The file RunPaperScenarios.py
was used to run the scenarios presented in the paper. The code used to run other calculations, train the model, and run the validation results presented in the paper is shown in the folder ProcessingForPaper
.
Code included in the directory FitNewModel
will let you fit your own version of the model to your own data. The process for doing this is divided into several steps:
- Run
FitNewModel/process_driver_data.py
to process your data to calculate the feature vectors used for clustering the drivers. Make sure to follow the specific comments about data formatting and necessary columns. Edit the top of the file to direct to the folder containing your data. Example file name:sessions2019.csv
. - Run
FitNewModel/select_cluster_number.py
to produce an elbow plot of the driver clustering. Edit the top of the file to direct to the folder containing your data. Look for a kink or elbow in the elbow plot that is produced to select your number of clusters; this is an input to the following steps. In the paper this was 16. - Run
FitNewModel/cluster_drivers.py
to cluster the drivers.
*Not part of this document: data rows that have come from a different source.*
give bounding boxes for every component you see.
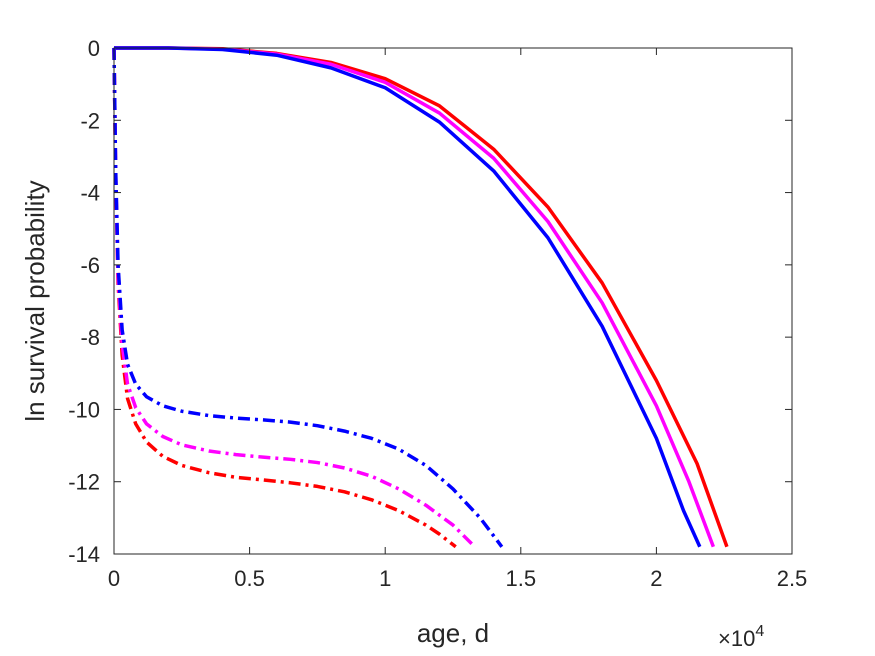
x-axis-multiplier: ×104 xyxy=(718,623,764,651)
x-axis-multiplier-exponent: 4 xyxy=(755,623,764,640)
x-tick-label-5: 2.5 xyxy=(777,566,808,591)
y-tick-label-2: -4 xyxy=(80,181,100,206)
x-tick-label-2: 1 xyxy=(379,566,391,591)
series-line-6 xyxy=(112,47,504,548)
x-axis-label: age, d xyxy=(417,618,489,648)
x-tick-label-1: 0.5 xyxy=(234,566,265,591)
series-layer xyxy=(112,46,729,549)
series-line-4 xyxy=(112,47,457,549)
x-tick-label-4: 2 xyxy=(650,566,662,591)
x-axis-multiplier-base: ×10 xyxy=(718,626,755,651)
x-tick-label-3: 1.5 xyxy=(506,566,537,591)
y-tick-label-1: -2 xyxy=(80,108,100,133)
series-line-3 xyxy=(114,46,702,548)
y-tick-label-7: -14 xyxy=(68,542,100,567)
y-tick-label-0: 0 xyxy=(88,36,100,61)
y-tick-label-5: -10 xyxy=(68,397,100,422)
y-tick-label-4: -8 xyxy=(80,325,100,350)
y-tick-label-3: -6 xyxy=(80,253,100,278)
plot-box xyxy=(113,47,793,555)
y-tick-label-6: -12 xyxy=(68,470,100,495)
x-tick-label-0: 0 xyxy=(108,566,120,591)
tick-layer: 0 0.5 1 1.5 2 2.5 0 -2 -4 -6 -8 -10 -12 -14 xyxy=(68,36,807,591)
series-line-5 xyxy=(112,47,476,549)
y-axis-label: ln survival probability xyxy=(20,180,50,421)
Before running, edit the top of the file to direct to your data folder and to give your selected number of clusters. - Use the
FitNewModel/fit_gmms.ipynb
to: 1) generate and save gaussian mixture models (GMMs) for all the driver clusters and charging segments; and 2) go through these results one by one, looking at an elbow plot of AIC, and select the optimal number of mixture components for each. These will be copied over to the final GMM folder. - Run
FitNewModel/postprocessing.py
to post-process the data, putting the results of the clustering into the P(G) and P(z|G) language needed by the main model. This file also has a sample method to include in theDataSetConfigurations
class inspeech.py
where your new data set will be calledNewData
. You can edit this here and copy over the changes. - Use
SimpleExample.py
to explore your resulting model, making sure to input the right number of driver groups,ng
, and data set name,NewData
, when you call theDataSetConfigurations
class.
This works with:
pandas == 0.25.1
matplotlib == 3.1.1
numpy == 1.21.6
sklearn == 0.22.2.post1
flask == 1.1.1
json == 2.0.9
Python 3.7.4. Note, the paper was run with numpy == 1.18.1
, but since security issues have now been identified with numpy <= 1.18.5 we are updating the requirements here.
This work was funded by the Bits & Watts Initiative, by the California Energy Commission under grant EPC-16-057, and by the National Science Foundation through a CAREER award (#1554178).